Red, amber, green: and Europe is off on its big green venture. Yep, it’s true, Europe is finally on the right track in regards to future-proofing against climate change. To see just how it is doing this and what it is doing in regards to this, make sure to read on.

The abolition of fossil fuels by 2050

Some of Europe’s biggest countries are seeking to go fossil fuel free by 2050, and it’s brilliant. Denmark, a country widely regarded as being a leader in the struggle for a green future, is one such country seeking to do this. Yes, it might be ambitious. And yes, Danish officials openly admit that it is an ambitious venture. But, this old Nordic country is going full steam ahead with its ‘Energy Strategy 2050’ enterprise anyway in the hopes that within 32 years the whole country will be completely dependant on things that do not hurt our world. In fact, Denmark is even seeking to go one step further and go completely cashless. Well done, Denmark!

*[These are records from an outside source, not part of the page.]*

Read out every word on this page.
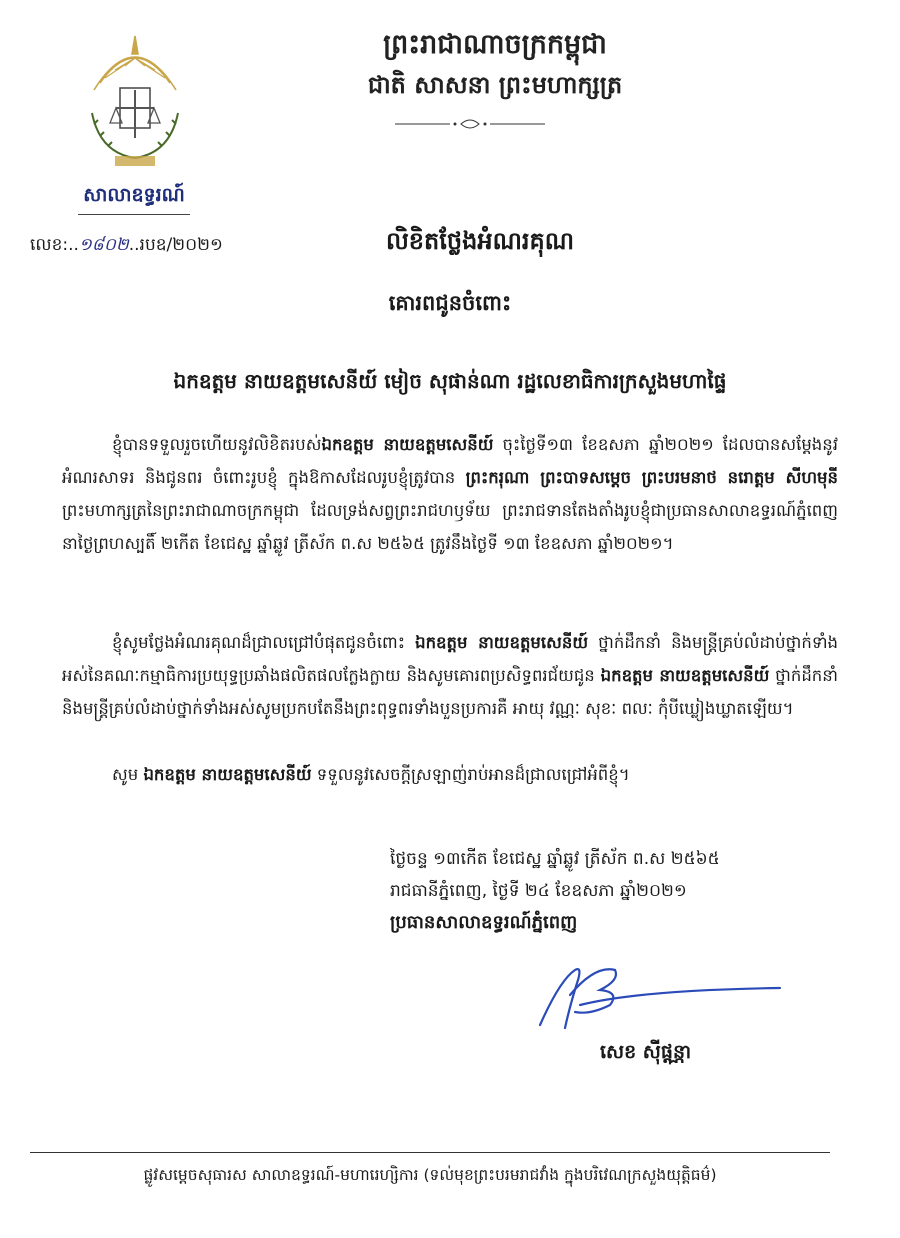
សាលាឧទ្ធរណ៍
លេខ:..១៨០២..របឧ/២០២១
ព្រះរាជាណាចក្រកម្ពុជា
ជាតិ សាសនា ព្រះមហាក្សត្រ
លិខិតថ្លែងអំណរគុណ
គោរពជូនចំពោះ
ឯកឧត្ដម នាយឧត្ដមសេនីយ៍ មៀច សុផាន់ណា រដ្ឋលេខាធិការក្រសួងមហាផ្ទៃ
ខ្ញុំបានទទួលរួចហើយនូវលិខិតរបស់ឯកឧត្ដម នាយឧត្ដមសេនីយ៍ ចុះថ្ងៃទី១៣ ខែឧសភា ឆ្នាំ២០២១ ដែលបានសម្ដែងនូវអំណរសាទរ និងជូនពរ ចំពោះរូបខ្ញុំ ក្នុងឱកាសដែលរូបខ្ញុំត្រូវបាន ព្រះករុណា ព្រះបាទសម្ដេច ព្រះបរមនាថ នរោត្ដម សីហមុនី ព្រះមហាក្សត្រនៃព្រះរាជាណាចក្រកម្ពុជា ដែលទ្រង់សព្វព្រះរាជហឫទ័យ ព្រះរាជទានតែងតាំងរូបខ្ញុំជាប្រធានសាលាឧទ្ធរណ៍ភ្នំពេញ នាថ្ងៃព្រហស្បតិ៍ ២កើត ខែជេស្ឋ ឆ្នាំឆ្លូវ ត្រីស័ក ព.ស ២៥៦៥ ត្រូវនឹងថ្ងៃទី ១៣ ខែឧសភា ឆ្នាំ២០២១។
ខ្ញុំសូមថ្លែងអំណរគុណដ៏ជ្រាលជ្រៅបំផុតជូនចំពោះ ឯកឧត្ដម នាយឧត្ដមសេនីយ៍ ថ្នាក់ដឹកនាំ និងមន្ត្រីគ្រប់លំដាប់ថ្នាក់ទាំងអស់នៃគណៈកម្មាធិការប្រយុទ្ធប្រឆាំងផលិតផលក្លែងក្លាយ និងសូមគោរពប្រសិទ្ធពរជ័យជូន ឯកឧត្ដម នាយឧត្ដមសេនីយ៍ ថ្នាក់ដឹកនាំ និងមន្ត្រីគ្រប់លំដាប់ថ្នាក់ទាំងអស់សូមប្រកបតែនឹងព្រះពុទ្ធពរទាំងបួនប្រការគឺ អាយុ វណ្ណៈ សុខៈ ពលៈ កុំបីឃ្លៀងឃ្លាតឡើយ។
សូម ឯកឧត្ដម នាយឧត្ដមសេនីយ៍ ទទួលនូវសេចក្ដីស្រឡាញ់រាប់អានដ៏ជ្រាលជ្រៅអំពីខ្ញុំ។
ថ្ងៃចន្ទ ១៣កើត ខែជេស្ឋ ឆ្នាំឆ្លូវ ត្រីស័ក ព.ស ២៥៦៥
រាជធានីភ្នំពេញ, ថ្ងៃទី ២៤ ខែឧសភា ឆ្នាំ២០២១
ប្រធានសាលាឧទ្ធរណ៍ភ្នំពេញ
សេខ ស៊ីផុន្ណា
ផ្លូវសម្ដេចសុធារស សាលាឧទ្ធរណ៍-មហារេហ្សិការ (ទល់មុខព្រះបរមរាជវាំង ក្នុងបរិវេណក្រសួងយុត្តិធម៌)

Cities are building green infrastructures

It appears that many European cities have seen the light in regards to what they need to do to save our planet and are now building green infrastructures to hold themselves up in the future. Yep, many cities around this famous old continent are changing the habit of a lifetime and going against a grain that has been in place for thousands upon thousands of years by swapping out their old, harmful infrastructures and ushering in new, safer ones to replace them. Bratislava, Slovakia is one such example: it has had a complete overhaul of its transport system and only runs low-emission buses, tree planting has become a serious occupation, roofs around the city have been made green and rainwater retention facilities have popped up everywhere. Yep, the Slovakian capital really has built a green infrastructure, despite a tight budget, and many other European cities are following suit.

Many big cities are clambering for green funding

Speaking of tight budgets, there seemingly is one across the whole of Europe when it comes to going green because many cities within the continent are having to clamber for funding in regards to it. But, thankfully, having to do all of this isn’t stopping these cities from doing so and going as green as they can. Yep, cities across the European continent are using a combination of EEA grants, municipal funding, crowdfunding and green bonds in order to go green: Copenhagen has done so and used its funding to upgrade is floodwater management and lighting systems to make them more eco-friendly, Paris has done so and used its funding to plant in excess of 20,000 trees and Essen, Germany has done so and used its funding to be named European Green Capital for 2017.

So, as you can see, the historic old continent of Europe is more than willing to embrace the future and, more specifically, the future needs of our planet. Let’s just hope that the rest of the world and its leaders *cough* Trump *cough* follow suit before it’s all too late.